Ichiro doesn’t much care for down time, either. Every now and then, he’ll take a day trip to Cooperstown, New York, to check out the Hall of Fame. A frequent visitor, he wallows in the history of the sport, knows it inside and out. But that’s about it. His typical offseason — if it can be called that — hardly exists.

“Three or four days, tops,” said his translator, Allen Turner. Most players head home or travel the world to unwind the moment the season ends. But Ichiro is back in the cages, practicing his swing, within days after the last game has been played. “I’m telling you,” Turner said, “there’s nobody in the world that takes more swings over the course of a year than this guy. Guaranteed.”
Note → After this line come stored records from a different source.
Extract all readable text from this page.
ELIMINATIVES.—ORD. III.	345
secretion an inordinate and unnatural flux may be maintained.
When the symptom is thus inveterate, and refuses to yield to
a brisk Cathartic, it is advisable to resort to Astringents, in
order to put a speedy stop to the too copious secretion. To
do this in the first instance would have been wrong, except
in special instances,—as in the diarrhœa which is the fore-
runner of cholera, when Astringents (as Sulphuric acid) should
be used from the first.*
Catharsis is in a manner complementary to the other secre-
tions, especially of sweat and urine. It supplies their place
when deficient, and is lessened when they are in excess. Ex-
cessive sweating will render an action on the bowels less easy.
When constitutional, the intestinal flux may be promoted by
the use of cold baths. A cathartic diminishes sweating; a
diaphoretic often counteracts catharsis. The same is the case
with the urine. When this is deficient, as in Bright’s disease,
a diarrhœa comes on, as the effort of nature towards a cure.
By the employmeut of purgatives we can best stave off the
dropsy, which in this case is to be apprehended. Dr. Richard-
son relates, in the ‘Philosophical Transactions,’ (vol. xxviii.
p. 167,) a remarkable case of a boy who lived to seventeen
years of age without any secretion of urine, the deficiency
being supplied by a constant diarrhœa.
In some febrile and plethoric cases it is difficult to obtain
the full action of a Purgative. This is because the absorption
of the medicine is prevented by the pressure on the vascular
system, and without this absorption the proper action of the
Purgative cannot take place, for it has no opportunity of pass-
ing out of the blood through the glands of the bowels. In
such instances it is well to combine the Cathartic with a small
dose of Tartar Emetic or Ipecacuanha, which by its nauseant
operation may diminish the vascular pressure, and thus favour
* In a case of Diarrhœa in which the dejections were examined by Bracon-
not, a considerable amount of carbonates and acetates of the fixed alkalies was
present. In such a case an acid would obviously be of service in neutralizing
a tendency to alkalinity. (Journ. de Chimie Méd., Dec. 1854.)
The only vacations he takes are to Cooperstown to visit the Hall of Fame. Baseball Guy. And when he talked about wanting to play until he’s 50, it wasn’t just a number that he threw out there to aim high. He was dead serious. How serious? Like, has his own gym with specific equipment just for him that he uses instead of the Marlins gym serious.

Despite his age, Ichiro is in supreme physical condition. His workout regimen is legend. Like all teams, the Marlins have a weight room that players use to stay in shape. Ichiro has his own, a metal cargo container set up behind the clubhouse at the team’s spring training facility in Jupiter. It contains an assortment of machines he uses to keep fit. It’s its own tourist attraction. St. Louis Cardinals infielder Matt Carpenter wandered over a few days ago just so he could take a gander at it.

I feel like some of you are gonna fire off a “hardo” label here, but like…is that even fair? Me personally, I don’t think it’s called for. If this were somebody like Eric Byrnes in 2003, then I’d totally be all in on the “Just chill out, man” train, but it’s Ichiro. The guy’s a legend, and he clearly works his ass off to be as good as he has been for his entire career, and still works just as hard at the age of 43 as he did at the age of 18 when he started his professional baseball career in Japan. I’ll be lucky if I can do a single sit-up when I’m 43. And he still feels like he has SEVEN YEARS left in the tank.

Ichiro has no intention of stopping anytime soon, anytime before he turns 50. “Nobody knows what the future holds,” he said. “But the way I feel, how I’m thinking, I feel like nothing can stop me from doing it.” Why rest now? “When you retire from baseball, you have until the day you die to rest,” he said. And when the day finally comes to retire? “I think I’ll just die,” he said.

Little extreme, in my humble opinion. At least wait five years until your Hall of Fame induction to die if you’re that adamant about checking out once baseball is over. I mean, you’ve basically sacrificed your entire life to earn that recognition. Would seem a little odd if you opted for death immediately after retirement. You know what else is weird? If he actually does end up playing until he’s fifty, that means that if you were born the year that Ichiro started playing professional baseball, those babies will be 37-year-olds by the time he gets inducted into Cooperstown on the first ballot.